Baranga e mal educada, mas deve ter algum dinheiro ou não estaria hospedada neste hotel. Comportamento de baranga, grossa, pobre, para ficar na ordem alfabética. Sua filha, pobre adolescente, chegou primeiro, silenciosa, inexistente, encapuzada e rosto baixo brilhando pela tela do celular. Saiu do elevador virou a esquerda e tentou entrar onde está sendo servido o café da manhã empurrando para o lado o bloqueio. O atendente percebeu e educadamente a orientou a dar a volta. E ela apareceu do outro lado, na entrada, encapuzada, rosto e olhos baixos brilhando pela tela do celular. O atendente deu bom dia, não respondido, perguntou o quarto, respondido com um grunhido forçado através do capuz e existente pelo brilho do celular. Pós adolescente, deu meia volta e foi sentar retorcida para o brilho saído de seus dedos numa poltrona no meio do lobby. Não demorou voltou como um fantasma sentou-se numa mesa ao lado e então chegou a mãe, rosto grande, redondo, olhos estreitos, beiçola, como personagem de desenho animado que só urra para os outros. O atendente se aproximou, pediu o quarto da senhora que ali chegara e teve que subentender uma resposta já que a grande mulher continuou em vão seu monólogo com a pós adolescente encapuzada cabeça baixa rosto brilhando. Não obteve grunhido ou menção de olhar. Os outros não existem, coisas de uma geração. Os outros não existem, coisas de uma certa população.
A mãe foi ao buffet, recebeu um sorridente bom dia e foi servida, como manda a pandemia. Foi servida, nada de por favor, obrigado, ou qualquer sinal de delicadeza. Sirvam-me. Sentou-se frente a frente com a filha, entulhada de pratos, xícaras, copos, e falas não respondidas, mesa pequena, meio prato apoiado prestes a emporcalhar o chão, gula grotesca. Veio o atendente e desentulhou o que pode, sem um olhar, sorriso, muito obrigado. Ele não existe. Sirva-me. "Vai pegar o café, minha filha" ouviu se no salão.
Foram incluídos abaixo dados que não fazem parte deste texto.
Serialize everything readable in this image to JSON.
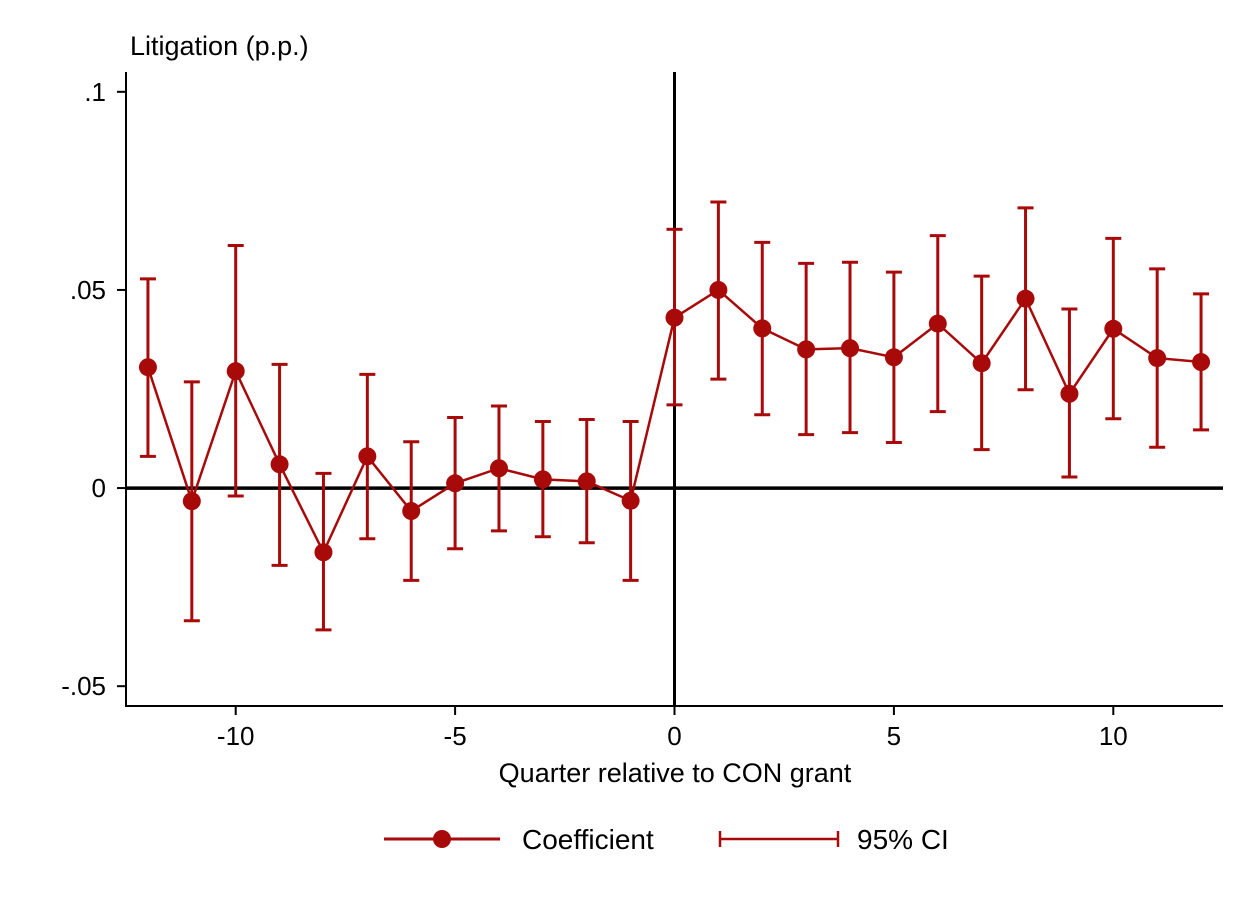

Eu estava em pé esperando meu expresso e veio a filha encapuzada, cabeça baixa; e que eu saia da frente, que dê um passo para trás, e dei, fazer o que? Voltei para minha mesa, voltou a menina cheia de pratos, e atrás dela o simpático atendente com os ovos mexidos. Sem espaço na mesa, sem olhares para ele, sem agradecimento, sem mover uma palha, mãe e filha. O funcionário para elas estava ali para servir, ponto final.
Saíram do mesmo estrato social dos funcionários, mas agora tem algum dinheiro. O outro não existe, não interessa, tem que servir. É símbolo de um passado que incomoda; que não exista.
Eu e todos que estamos aqui no hotel somos chamados pelo nome, num atendimento impecável.
Adolescentes de hoje são assim: o outro não existe. Sei porque tenho netos. Netas em particular.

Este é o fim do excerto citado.